The problem with doing this is that you don't know what will be on a page /code source (IF you're going to use the script to target multiple sites) I've tried this with dictionary.com to grab definitions of words and whether they are noun,verb, etc The code was rough off-road crapology to make it work but since I was only using Dictionary.com I was able to see how they formatted their responses It still sometimes comes with extra characters. But that's a good question = how do you grab information (when you dont know what it will be) and not include all the junk for the source code. strip it with HTML chars etc. sanitize scripts etc. I've never tried CURL so maybe Pinoy has something? If you're only going to grab from one site all the time I have a rough code that can do the trick as long as their formatting stays the same. I mark the area and line of source code and then remove the string match to clear the junk and it leaves only the part ya want between those tag formatted areas.

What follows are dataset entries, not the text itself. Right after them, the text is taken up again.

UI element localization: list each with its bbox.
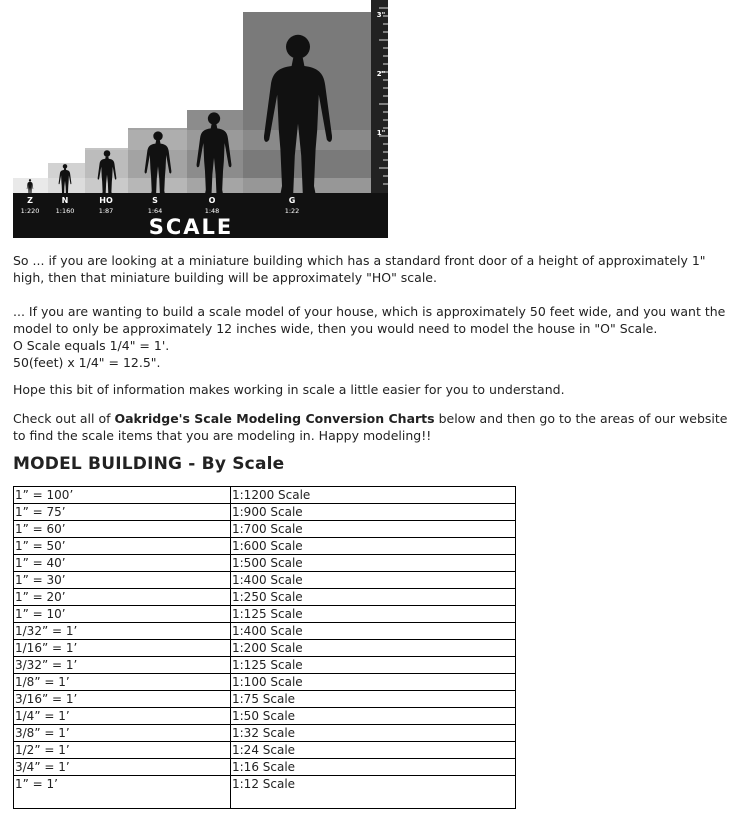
scale-cell: 1:125 Scale	[231, 606, 516, 623]
scale-cell: 1:400 Scale	[231, 623, 516, 640]
scale-figure	[13, 0, 388, 238]
ruler-label-1in: 1"	[376, 129, 386, 137]
scale-cell: 1:24 Scale	[231, 742, 516, 759]
table-row	[14, 640, 516, 657]
model-ratio-cell: 1/4” = 1’	[14, 708, 231, 725]
table-row	[14, 759, 516, 776]
intro-paragraph-4	[13, 410, 738, 444]
intro-paragraph-2	[13, 303, 738, 371]
scale-table-body	[14, 487, 516, 809]
table-row	[14, 521, 516, 538]
scale-name-s: S	[152, 196, 158, 205]
scale-ratio-n: 1:160	[55, 207, 75, 215]
model-ratio-cell: 1/8” = 1’	[14, 674, 231, 691]
scale-conversion-table	[13, 486, 516, 809]
scale-cell: 1:16 Scale	[231, 759, 516, 776]
intro-p4-after: below and then go to the areas of our website to find the scale items that you are modeling in. Happy modeling!!	[13, 411, 728, 443]
table-row	[14, 708, 516, 725]
table-row	[14, 674, 516, 691]
scale-cell: 1:400 Scale	[231, 572, 516, 589]
intro-p2-line2: O Scale equals 1/4" = 1'.	[13, 338, 170, 353]
table-row	[14, 589, 516, 606]
model-ratio-cell: 1” = 30’	[14, 572, 231, 589]
model-ratio-cell: 3/8” = 1’	[14, 725, 231, 742]
scale-cell: 1:600 Scale	[231, 538, 516, 555]
table-row	[14, 742, 516, 759]
model-ratio-cell: 1/2” = 1’	[14, 742, 231, 759]
intro-p4-brand: Oakridge's Scale Modeling Conversion Charts	[114, 411, 435, 426]
table-row	[14, 555, 516, 572]
scale-ratio-s: 1:64	[147, 207, 163, 215]
model-ratio-cell: 1” = 50’	[14, 538, 231, 555]
intro-p3-text: Hope this bit of information makes working in scale a little easier for you to understand.	[13, 382, 565, 397]
model-ratio-cell: 1/16” = 1’	[14, 640, 231, 657]
ruler-label-2in: 2"	[376, 70, 386, 78]
scale-name-ho: HO	[99, 196, 113, 205]
table-row	[14, 776, 516, 809]
table-row	[14, 538, 516, 555]
intro-p2-text: ... If you are wanting to build a scale model of your house, which is approximately 50 feet wide, and you want the model to only be approximately 12 inches wide, then you would need to model the house in "O" Scale.	[13, 304, 726, 336]
section-heading: MODEL BUILDING - By Scale	[13, 454, 285, 474]
table-row	[14, 725, 516, 742]
model-ratio-cell: 1” = 1’	[14, 776, 231, 809]
ruler-label-3in: 3"	[376, 11, 386, 19]
scale-cell: 1:100 Scale	[231, 674, 516, 691]
model-ratio-cell: 1” = 75’	[14, 504, 231, 521]
model-ratio-cell: 1” = 40’	[14, 555, 231, 572]
model-ratio-cell: 3/32” = 1’	[14, 657, 231, 674]
scale-name-o: O	[208, 196, 216, 205]
table-row	[14, 657, 516, 674]
model-ratio-cell: 1” = 20’	[14, 589, 231, 606]
intro-paragraph-3	[13, 381, 738, 398]
scale-cell: 1:200 Scale	[231, 640, 516, 657]
scale-cell: 1:50 Scale	[231, 708, 516, 725]
model-ratio-cell: 1” = 10’	[14, 606, 231, 623]
scale-cell: 1:500 Scale	[231, 555, 516, 572]
table-row	[14, 487, 516, 504]
scale-cell: 1:900 Scale	[231, 504, 516, 521]
scale-ratio-g: 1:22	[284, 207, 300, 215]
scale-ratio-ho: 1:87	[98, 207, 114, 215]
scale-cell: 1:250 Scale	[231, 589, 516, 606]
table-row	[14, 504, 516, 521]
intro-paragraph-1	[13, 252, 738, 286]
intro-p4-before: Check out all of	[13, 411, 115, 426]
scale-name-z: Z	[27, 196, 33, 205]
scale-ratio-z: 1:220	[20, 207, 40, 215]
scale-ratio-o: 1:48	[204, 207, 220, 215]
scale-cell: 1:700 Scale	[231, 521, 516, 538]
scale-name-n: N	[61, 196, 69, 205]
scale-cell: 1:125 Scale	[231, 657, 516, 674]
table-row	[14, 572, 516, 589]
table-row	[14, 606, 516, 623]
model-ratio-cell: 1” = 60’	[14, 521, 231, 538]
scale-cell: 1:12 Scale	[231, 776, 516, 809]
model-ratio-cell: 1” = 100’	[14, 487, 231, 504]
model-ratio-cell: 1/32” = 1’	[14, 623, 231, 640]
table-row	[14, 691, 516, 708]
scale-cell: 1:1200 Scale	[231, 487, 516, 504]
model-ratio-cell: 3/16” = 1’	[14, 691, 231, 708]
scale-cell: 1:75 Scale	[231, 691, 516, 708]
scale-title: SCALE	[148, 215, 234, 238]
intro-p2-line3: 50(feet) x 1/4" = 12.5".	[13, 355, 161, 370]
table-row	[14, 623, 516, 640]
scale-name-g: G	[288, 196, 296, 205]
model-ratio-cell: 3/4” = 1’	[14, 759, 231, 776]
scale-cell: 1:32 Scale	[231, 725, 516, 742]
intro-p1-text: So ... if you are looking at a miniature building which has a standard front door of a height of approximately 1" high, then that miniature building will be approximately "HO" scale.	[13, 253, 706, 285]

@jscg - Thanks for your help, here is the error message, I just changed the file path an d my username. Its hosted on netfirms beleive php 5.2 Parse error: syntax error, unexpected T_AS in /hermes/bosoraweb128/b1783/nf.[myusername]/public_html/[myfile.php] on line 5 <?php include('simple_html_dom.php'); // Create DOM from URL $html = file_get_html('http://[webpath]'); foreach($html->find(('font[color=\"#0083c6\"]') as $element) echo $element->plaintext . '<br>'; ?> Code (markup): Now forgive me, I'm not fimiliar with how DOM works, but is simple_html_dom.php a file that has to be uploaded to the server? @ezprint2008 you know, I'm not even trying to do that. I am trying to grab info from one page and one page only. All the data is between the colored font tag and there is no special charcs. It's basically a whole bunch of names with no hyphens, apostrophes, or anything like that. Thanks
Have you had a chance to try the few lines of code I've suggested? Might be exactly what you need in the simplest of ways.

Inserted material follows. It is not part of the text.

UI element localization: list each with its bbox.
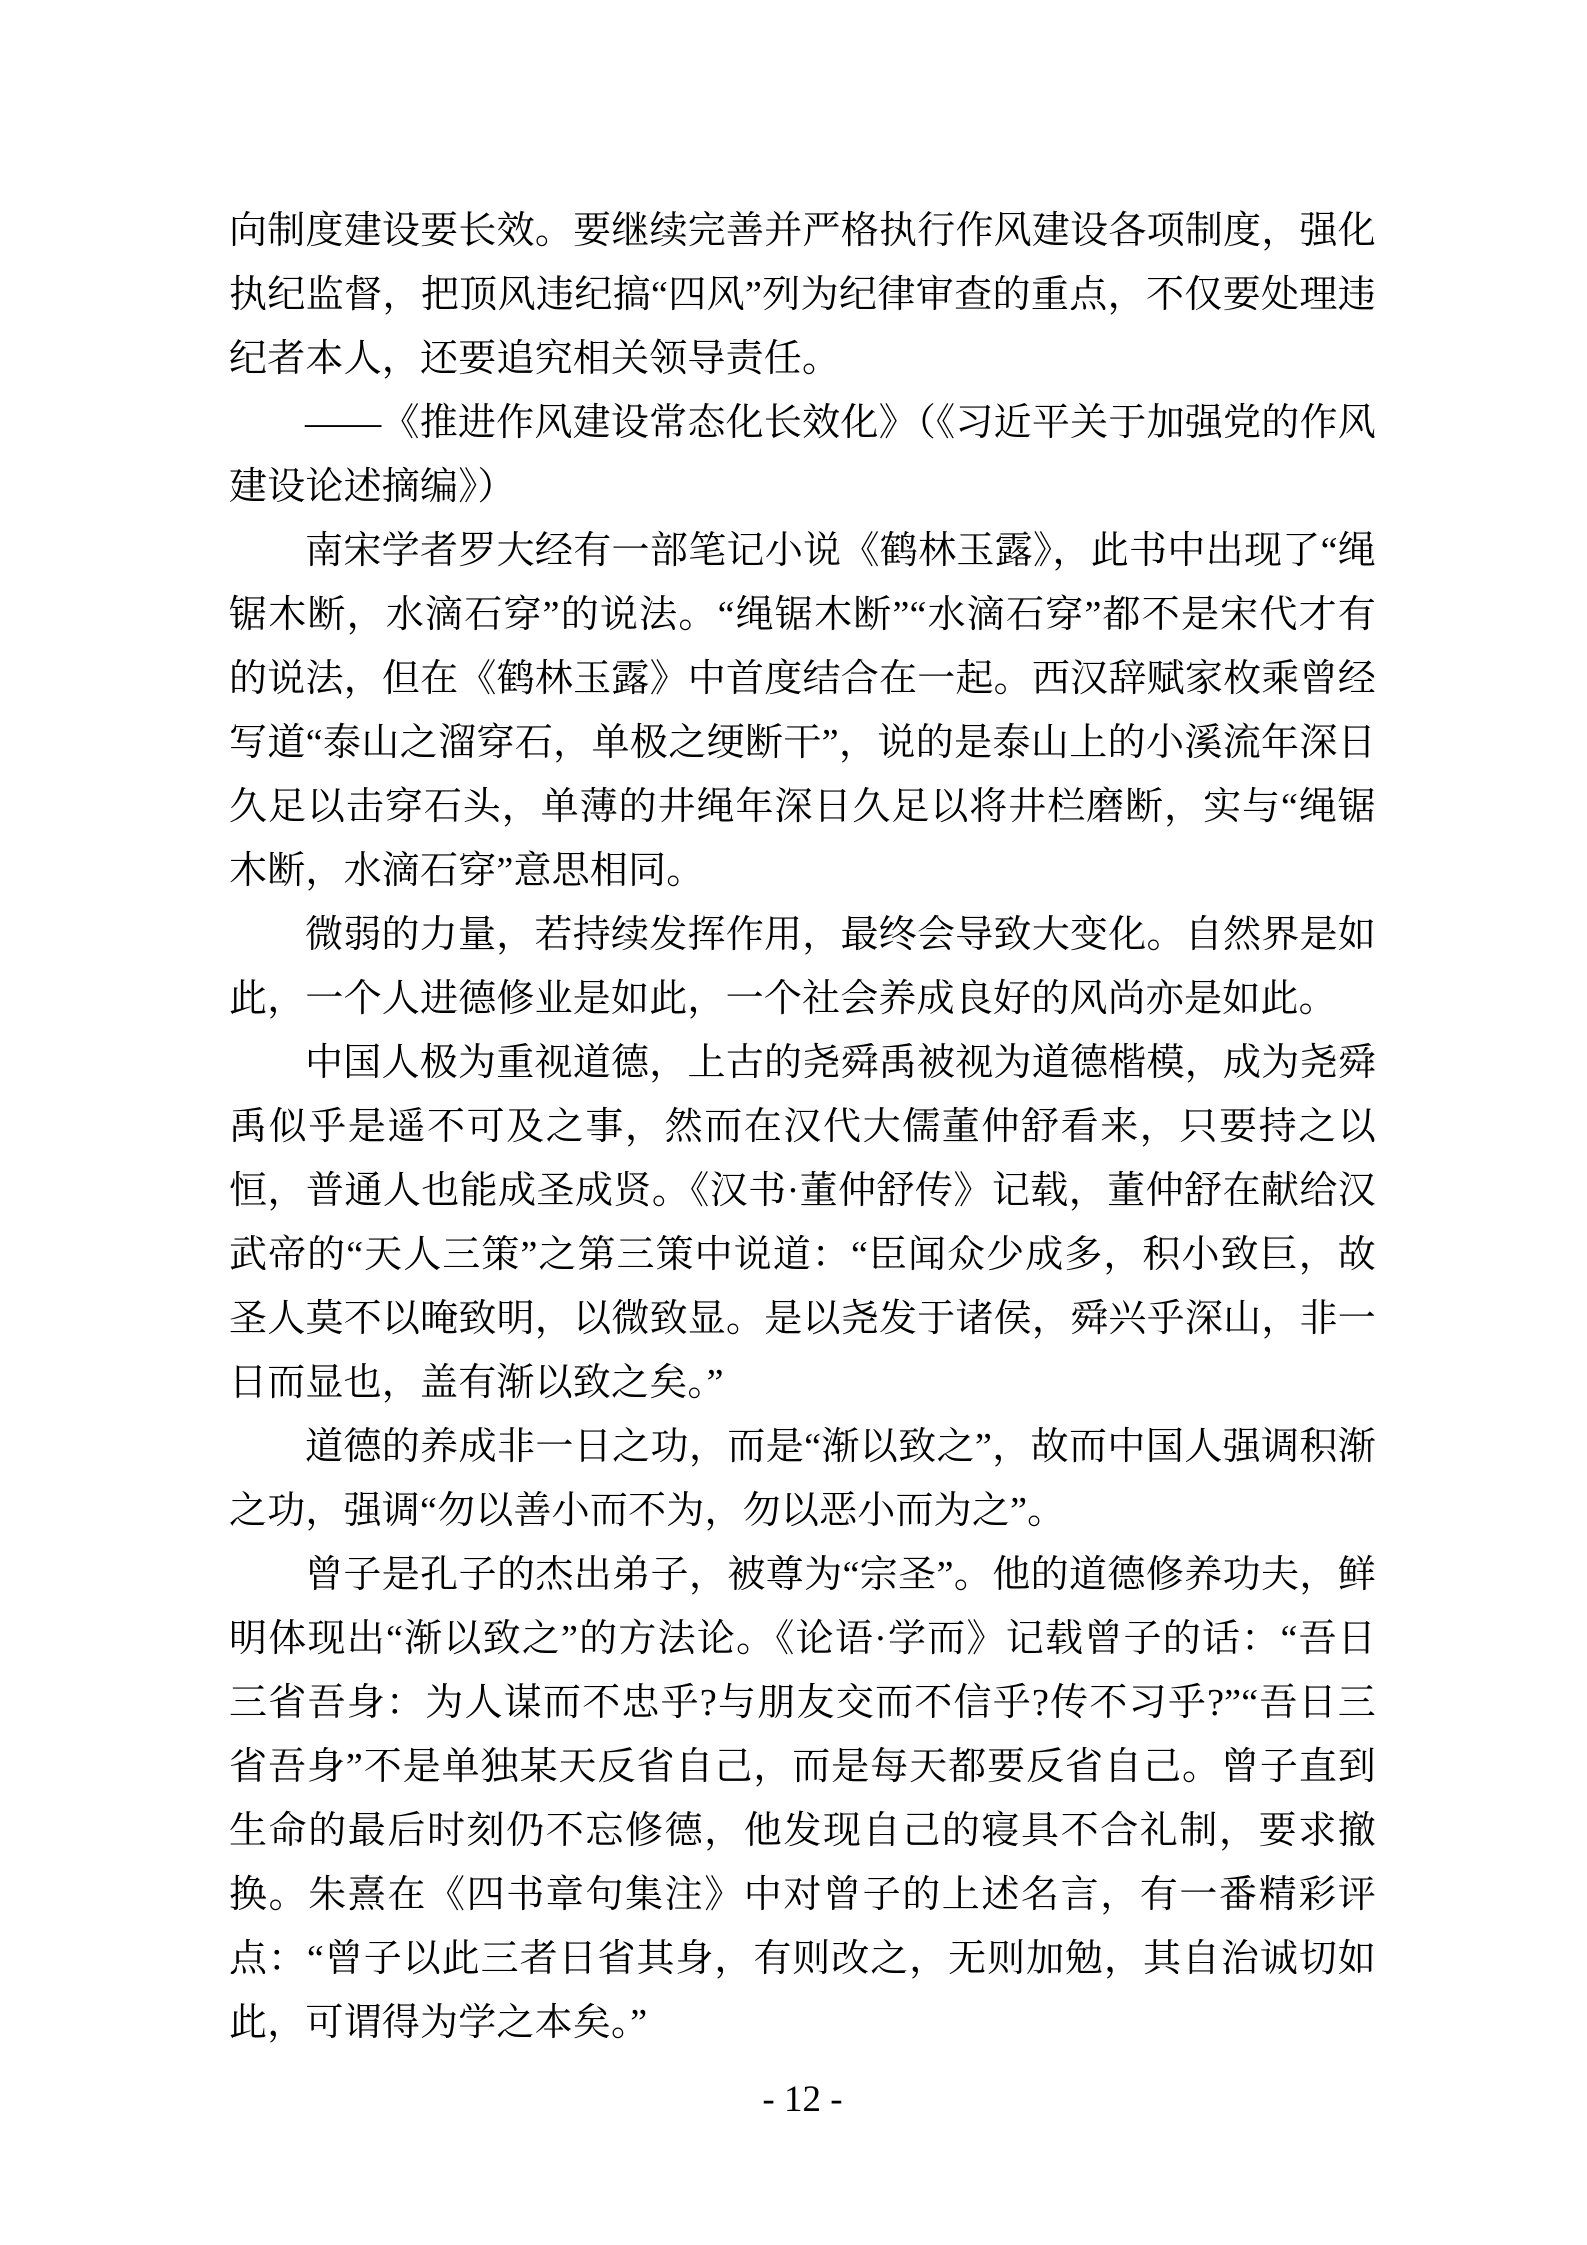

@hav0c . Thanks your reply. Your code prints "Array ( )", so its not finding anything. I am sure font tags are accurate, I cut and paste them. Does it make a difference that the target page is an ASP page . (ie: ur ends in "browse.asp?c=a") - don't think it should, but thought I should mention just in case. my code is : <?php $url = file_get_contents("http://www.[domainname].com/browse.asp?c=a"); preg_match('/<font color="#0083c6">(.*?)<\/font>/isu', $url, $data); print_r($data); ?> Code (markup): Thanks so much for your help.

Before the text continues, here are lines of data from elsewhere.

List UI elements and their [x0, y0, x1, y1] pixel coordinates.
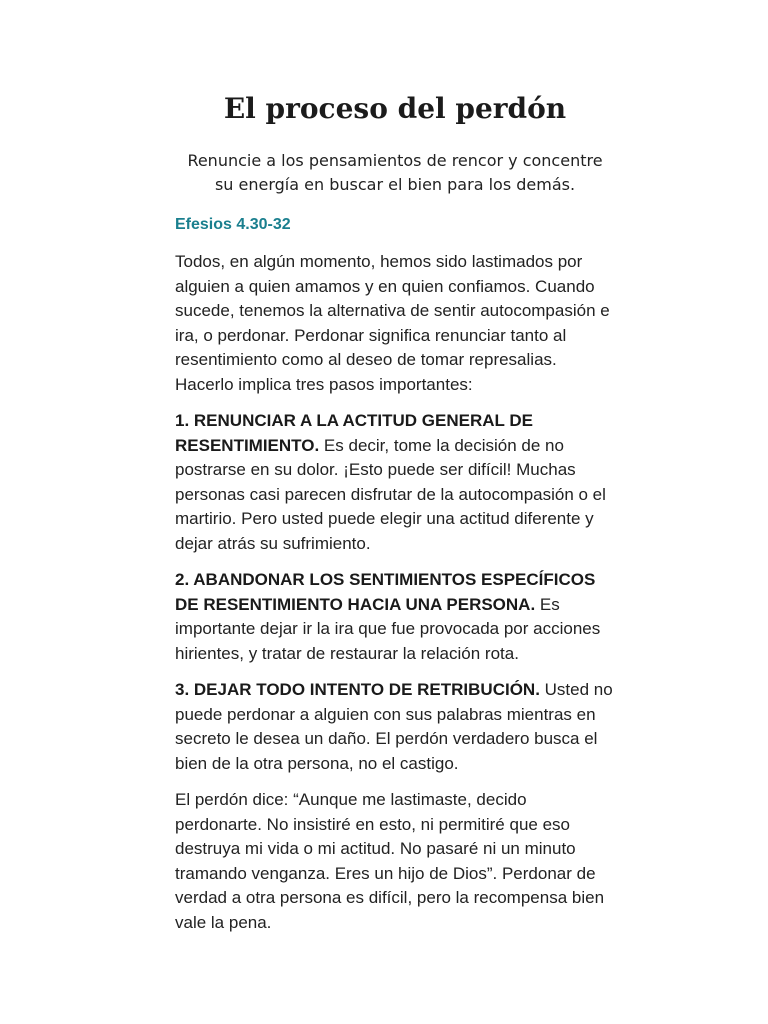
step-3-paragraph	[175, 678, 615, 776]
closing-paragraph: El perdón dice: “Aunque me lastimaste, decido perdonarte. No insistiré en esto, ni permitiré que eso destruya mi vida o mi actitud. No pasaré ni un minuto tramando venganza. Eres un hijo de Dios”. Perdonar de verdad a otra persona es difícil, pero la recompensa bien vale la pena.	[175, 790, 605, 932]
step-1-heading: 1. RENUNCIAR A LA ACTITUD GENERAL DE RESENTIMIENTO.	[175, 411, 533, 455]
subtitle	[175, 149, 615, 197]
document-page	[175, 0, 615, 935]
page-title: El proceso del perdón	[223, 92, 567, 125]
subtitle-line-2: su energía en buscar el bien para los demás.	[214, 175, 576, 194]
step-2-heading: 2. ABANDONAR LOS SENTIMIENTOS ESPECÍFICOS DE RESENTIMIENTO HACIA UNA PERSONA.	[175, 570, 596, 614]
step-3-text: Usted no puede perdonar a alguien con sus palabras mientras en secreto le desea un daño. El perdón verdadero busca el bien de la otra persona, no el castigo.	[175, 680, 613, 773]
subtitle-line-1: Renuncie a los pensamientos de rencor y concentre	[187, 151, 603, 170]
step-1-text: Es decir, tome la decisión de no postrarse en su dolor. ¡Esto puede ser difícil! Muchas personas casi parecen disfrutar de la autocompasión o el martirio. Pero usted puede elegir una actitud diferente y dejar atrás su sufrimiento.	[175, 435, 606, 553]
step-1-paragraph	[175, 409, 615, 556]
intro-paragraph: Todos, en algún momento, hemos sido lastimados por alguien a quien amamos y en quien confiamos. Cuando sucede, tenemos la alternativa de sentir autocompasión e ira, o perdonar. Perdonar significa renunciar tanto al resentimiento como al deseo de tomar represalias. Hacerlo implica tres pasos importantes:	[175, 252, 610, 394]
step-2-paragraph	[175, 568, 615, 666]
scripture-reference: Efesios 4.30-32	[175, 216, 291, 233]
step-2-text: Es importante dejar ir la ira que fue provocada por acciones hirientes, y tratar de restaurar la relación rota.	[175, 594, 601, 663]
step-3-heading: 3. DEJAR TODO INTENTO DE RETRIBUCIÓN.	[175, 680, 540, 699]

DOM is definitely the way to go but you can do so without a major class to call on. I'm a bit rusty on Document Object Model orientation but I've coded below an example that should do what your asking for, but do yourself a favour and look on the php reference pages listed in the example script regarding char encoding ect. You can easily modify to functionize by giving it a function name and making a return call instead of echo. <pre> <?php #see:http://php.net/manual/en/domdocument.loadhtmlfile.php #see:http://php.net/manual/en/domdocument.getelementsbytagname.php #@ to supress errors for invalid html pages! $doc = new DOMDocument(); @$doc->loadHTMLFile("http://www.[webpage you seek]/"); $elements = $doc->getElementsByTagName('font'); foreach ($elements as $font) { echo $font->nodeValue, PHP_EOL; #or " ", for side by side rendering! } die(); ?> </pre> PHP: .
I would strongly suggest not using the DOM. DOM will only work correctly if the html is structured correctly. I find that most of the time it will fail. use preg_match_all and it will work if valid html or not.